Settembre porta su Mezzo, canale 49 della piattaforma satellitare gratuita tivùsat, un ricco palinsesto dedicato a musica classica, jazz, opera e danza. Il canale, attivo dal 1996, conferma la sua linea editoriale incentrata sullo spettacolo dal vivo e sulla conservazione della storia musicale contemporanea, con concerti e produzioni dai più prestigiosi festival e sale internazionali.

La programmazione mette in primo piano direttori, solisti e interpreti di diverse generazioni.
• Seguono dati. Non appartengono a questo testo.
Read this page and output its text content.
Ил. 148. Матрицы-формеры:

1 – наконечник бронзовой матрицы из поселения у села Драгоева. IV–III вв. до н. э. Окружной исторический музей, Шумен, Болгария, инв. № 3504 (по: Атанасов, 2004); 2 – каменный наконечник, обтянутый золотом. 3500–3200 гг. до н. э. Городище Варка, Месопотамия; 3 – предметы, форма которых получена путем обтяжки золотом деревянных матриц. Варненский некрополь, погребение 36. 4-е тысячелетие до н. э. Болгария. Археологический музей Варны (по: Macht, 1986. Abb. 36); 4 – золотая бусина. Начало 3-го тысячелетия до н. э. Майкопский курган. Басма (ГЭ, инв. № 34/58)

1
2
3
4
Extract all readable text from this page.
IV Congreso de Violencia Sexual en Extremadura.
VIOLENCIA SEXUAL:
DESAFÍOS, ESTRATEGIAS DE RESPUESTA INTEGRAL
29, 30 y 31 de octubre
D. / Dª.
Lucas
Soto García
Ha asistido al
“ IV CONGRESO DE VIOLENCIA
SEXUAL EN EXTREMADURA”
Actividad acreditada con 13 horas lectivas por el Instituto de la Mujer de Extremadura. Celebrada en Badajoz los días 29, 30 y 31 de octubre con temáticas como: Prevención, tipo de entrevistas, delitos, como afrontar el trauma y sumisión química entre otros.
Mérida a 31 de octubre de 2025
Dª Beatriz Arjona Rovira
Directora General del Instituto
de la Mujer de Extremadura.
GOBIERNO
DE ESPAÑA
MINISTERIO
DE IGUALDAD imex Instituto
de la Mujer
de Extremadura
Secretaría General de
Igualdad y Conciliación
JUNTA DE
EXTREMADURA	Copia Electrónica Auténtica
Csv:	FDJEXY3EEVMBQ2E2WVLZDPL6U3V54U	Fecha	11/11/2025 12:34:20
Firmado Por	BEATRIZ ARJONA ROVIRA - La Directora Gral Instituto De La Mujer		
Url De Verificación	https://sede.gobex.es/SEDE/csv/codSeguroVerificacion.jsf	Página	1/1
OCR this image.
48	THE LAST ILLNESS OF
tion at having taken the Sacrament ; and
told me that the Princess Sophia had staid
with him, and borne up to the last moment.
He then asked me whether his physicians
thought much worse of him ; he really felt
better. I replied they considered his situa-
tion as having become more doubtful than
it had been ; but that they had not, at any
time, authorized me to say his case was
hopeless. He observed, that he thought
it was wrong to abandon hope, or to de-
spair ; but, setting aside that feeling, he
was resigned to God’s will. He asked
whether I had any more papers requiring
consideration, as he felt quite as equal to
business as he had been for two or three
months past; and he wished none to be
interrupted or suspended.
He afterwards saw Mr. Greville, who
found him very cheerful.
Tra i nomi spiccano Claudio Abbado, Riccardo Muti e Dalia Stasevska, insieme ai violinisti Maxim Vengerov e Renaud Capuçon, quest'ultimo anche direttore dell’Orchestre de Chambre de Lausanne.

Il mese alternerà repertori sinfonici, appuntamenti cameristici e produzioni dedicate alla scena contemporanea.

Ampio spazio è dedicato all'opera. Il cartellone celebra Giuseppe Verdi con Falstaff, La Traviata, Otello, Ernani, Il Trovatore e I Lombardi alla prima crociata. Accanto a Verdi, Claudio Monteverdi sarà presente con L’incoronazione di Poppea, il Vespro della Beata Vergine e un documentario sul suo percorso artistico narrato da John Eliot Gardiner. L'offerta accosta così teatro musicale ottocentesco e repertorio barocco, con focus sulle produzioni filmate.

Il programma include anche danza contemporanea, con coreografie di Thierry Malandain ispirate a balletti di Igor Stravinskij e Maurice Ravel.

Completano l’offerta gli appuntamenti New Frontiers, sulle nuove forme della musica classica contemporanea, e New Talents, dedicati ai giovani vincitori del Concorso Internazionale George Enescu. Mezzo è un'esclusiva del canale 49 di tivùsat, piattaforma che offre gratuitamente 130 canali televisivi, di cui oltre 70 in HD e sette in 4K.

Direttori, violinisti e opere nel calendario di settembre

Il palinsesto conferma una struttura per nuclei tematici. Per la sezione "Conductors of the month", Claudio Abbado è protagonista con un concerto. Insieme a Gil Shaham e ai Berliner Philharmoniker, Abbado dirigerà musiche di Beethoven, Brahms e Dvorák, promettendo un'esperienza musicale di rara intensità.